Lagos State chapter of the Peoples Democratic Party (PDP) has urged the state’s House of Assembly to probe the claim by Governor Babajide Sanwo-Olu that not less than N1 million is being spent on each COVID-19 patient on daily basis, especially in severe cases.

In a statement yesterday, Publicity Secretary of the party, Taofik Gani, faulted the presentation by the state government on monies spent on COVID-19 patients, describing the presentation as “embarrassing, humungous, unreliable and extortionately-induced.”

The party noted that the incredible figures reeled out as costs of treating such patient was capable of increasing the already created doubts that the state government was not honest about the facts of the pandemic and had commercialised the circumstance.

The party, therefore, urged the lawmakers to set up a committee of the whole Assembly to look into the accounts relating to the COVID-19 and indeed similar supposed emergency reliefs, trust funds, interventions and others. The PDP also urged the relevant anti-corruption agencies to question the state’s Commissioner for Health.

Meanwhile, Lagos State Government, yesterday, said that it would continue to provide platforms and support for farmers to enable them grow and improve their output and produce.

The state’s Acting Commissioner for Agriculture, Abisola Olusanya, stated this while on tour of the Eko City Farmers’ Market, Ileya Edition, held across 26 locations with the goal of enhancing the upgrade of the agricultural supply value chains in the state by connecting all the value chains with their markets.

Olusanya, who visited two of the markets at Opebi Primary School, Ikeja and St.
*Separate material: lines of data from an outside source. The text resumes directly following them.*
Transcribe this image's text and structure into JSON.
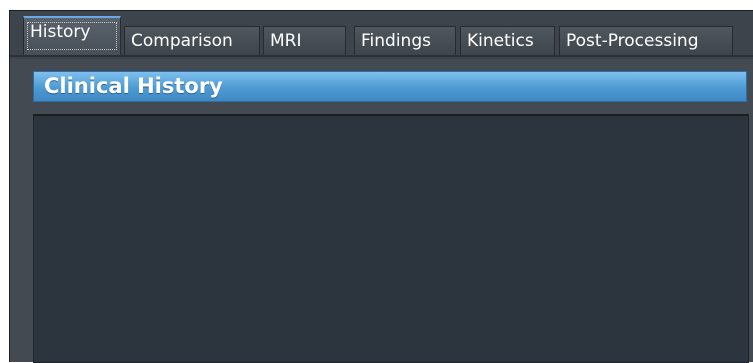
{
  "tabs": [
    {
      "label": "History",
      "active": true
    },
    {
      "label": "Comparison",
      "active": false
    },
    {
      "label": "MRI",
      "active": false
    },
    {
      "label": "Findings",
      "active": false
    },
    {
      "label": "Kinetics",
      "active": false
    },
    {
      "label": "Post-Processing",
      "active": false
    }
  ],
  "panel": {
    "title": "Clinical History"
  },
  "colors": {
    "window_bg": "#434a52",
    "header_accent": "#4d9ad4",
    "content_bg": "#2c343e",
    "text": "#ffffff"
  }
}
George’s Boys Primary School, Falomo, stated that the Eko City Farmers’ Markets was decentralised to hold in no fewer than 26 public schools in the state to provide more access to the consumers to shop and the farmers to get better patronage.

The commissioner added that one of the objectives decentralising the market was to rebuild the process of the local food economies by providing a cost-effective, retail sales prospect for local food producers in the state.

Olusanya gave the list of local councils where the decentralised Eko City Farmers’ Markets would be set up as Mushin, Alimosho, Surulere, Ikeja, Apapa, Lagos Mainland, Eti-Osa, Ifako-Ijaiye, Lagos Island, Kosofe, Oshodi-Isolo, Epe, Badagry, Ikorodu and Agege.

According to her, the markets would be located in Ilupeju Primary School, Town Planning Way, Ilupeju; Papa Ajao Primary School, Ladipo Street, Mushin; Eleja Primary School, Mushin; Local Government Primary School, Idimu; Meiran Community Primary School, Meiran; Adisa Bashua Primary School, Off Adelabu and Local Progressive Primary School, Mbah Street, Surulere, among others.

She, therefore, advised all residents of the state to take individual responsibility during this period by acting positively so that the chain of COVID-19 transmission could be broken in the state.